Introduction. An increased energy intake and/or reduced energy expenditure can lead to massive overweight, which has reached epidemic proportions in modern human society. Obesity is associated with numerous health risks, including cardiovascular diseases, diabetes mellitus, and certain types of cancer, reproductive defects and others. Abnormal eating behaviour, e.g., bulimia nervosa and binge eating disorder can be associated with obesity. The evidence of a significant contribution of genetic factors to obesity and eating disorders has recently emerged from study of animal models and single human families. However, the genes for most forms of obesity or for any kind of eating disorders have not yet been identified. Thus, the identification of the genes of pleiotropic pathological effects related to eating behaviour and/or body weight regulation is of significant importance in different disciplines of medical biology.
Goals and Research.
It is planned to identify genes causing or predisposing to obesity and related disorders and elucidate molecular pathways leading to both physiological and behavioural dysfunction in food intake. The specific aims include:
1) the chromosomal locus and corresponding mutant gene will be mapped and isolated for a monogenic form of very severe obesity and bulimia found in a genetic isolate;
2) susceptibility genes are to be identified in several candidate chromosomal regions with a main focus on a major locus on chromosome 10p in a large set of families with suggestive linkage to this region;
3) direct screening of candidate genes for mutations and polymorphisms in individuals with either early or adult onset moderate to severe obesity in geographically and ethnically different populations. The methods of linkage analysis in pedigrees, family- based (parent offspring trio, sib-pair approach, transmission/disequilibrium tests) and population based (case-control) association analysis, fine mapping and positional cloning will be used to accomplish the goals of the proposal. In addition, to investigate the biological effect of the mutant genes the tissues and cells from members of pedigrees with monogenic obesity will be collected. The regulation of gene expression and response to energy metabolism factors will be investigated in these specimens. Justification.

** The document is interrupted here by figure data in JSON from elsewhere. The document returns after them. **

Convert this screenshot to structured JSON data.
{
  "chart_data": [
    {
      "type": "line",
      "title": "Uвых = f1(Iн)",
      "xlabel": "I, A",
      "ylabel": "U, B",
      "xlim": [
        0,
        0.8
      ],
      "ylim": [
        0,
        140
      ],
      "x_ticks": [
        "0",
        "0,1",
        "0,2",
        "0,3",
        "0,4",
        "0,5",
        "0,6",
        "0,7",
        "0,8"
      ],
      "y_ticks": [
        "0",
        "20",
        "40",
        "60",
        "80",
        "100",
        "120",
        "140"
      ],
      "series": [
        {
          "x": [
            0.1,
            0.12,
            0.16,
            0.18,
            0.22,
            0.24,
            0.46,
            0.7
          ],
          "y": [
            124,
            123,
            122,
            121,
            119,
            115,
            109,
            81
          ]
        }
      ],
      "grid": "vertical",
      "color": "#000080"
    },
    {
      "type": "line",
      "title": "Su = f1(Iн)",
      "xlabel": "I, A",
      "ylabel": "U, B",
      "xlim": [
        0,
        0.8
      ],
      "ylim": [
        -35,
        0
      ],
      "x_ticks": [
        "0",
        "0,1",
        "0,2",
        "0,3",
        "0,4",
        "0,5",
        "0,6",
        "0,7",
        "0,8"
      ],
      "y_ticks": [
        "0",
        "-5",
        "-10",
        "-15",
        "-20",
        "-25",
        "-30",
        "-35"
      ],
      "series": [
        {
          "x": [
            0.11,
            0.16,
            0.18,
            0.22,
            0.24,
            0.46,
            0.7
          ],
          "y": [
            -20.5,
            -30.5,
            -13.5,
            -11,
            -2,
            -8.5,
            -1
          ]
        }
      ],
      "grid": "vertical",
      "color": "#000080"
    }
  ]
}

This collaborative proposal is justified by three major conditions.
(1)Experiences of the NIS team (Dr Rogaev E. et al) in strategies of positional cloning of human disease genes and epidemiological, genetic and medical analysis of diseases in human populations (Dr Ginter E. et al and Koshechkin et al); INTAS (Dr Hebebrand group) in genetic, biochemical and endocrinological analysis and (DrSchalling group) in animal models and genetic study of obesity and anorexia. It is planned that Dr Rogaev will contribute strongly to fine mapping and cloning of the candiate-genes in families found by all teams. Dr Hebebrand and Dr Schalling will evaluate many cellular, genetic and biochemical parameters in samples from patients and healthy individuals provided by NIS collaborators;
(2)Unique resources of families and populations will be unified in the consortium. Both NIS and INTAS groups have collected family material and the collection will be extended. The genetic isolate and large families (> 80 individuals in one pedigree) with monogenic obesity and bulimia recently described by the NIS groups are unique in the field. One of the worldwide largest collections of families and sib-pairs with suggestive oligogenic/ poligenic obesity and eating disorders was obtained by the INTAS group. Several chromosomal candidate regions, including a major locus within a 15cM region on chromosome 10p, have been identified. The INTAS group has confirmed the 10p locus. However, to clone the susceptible genes, fine mapping of these loci and consequently, additional families from different ethnic populations are crucial for success;
(3) The genetic association approach in case-control studies requires replication of the results in different populations. The collaborative groups will provide the samples from diverse populations. Significance. Obesity is a frequent disorder with high risk of morbidity and mortality and multiple medical, psychological and socio-economical implications. Identification of the genes and its products will help to elucidate the mechanisms of control of food intake and body mass and make possible the development of diagnostic and specific pharmacological interventions.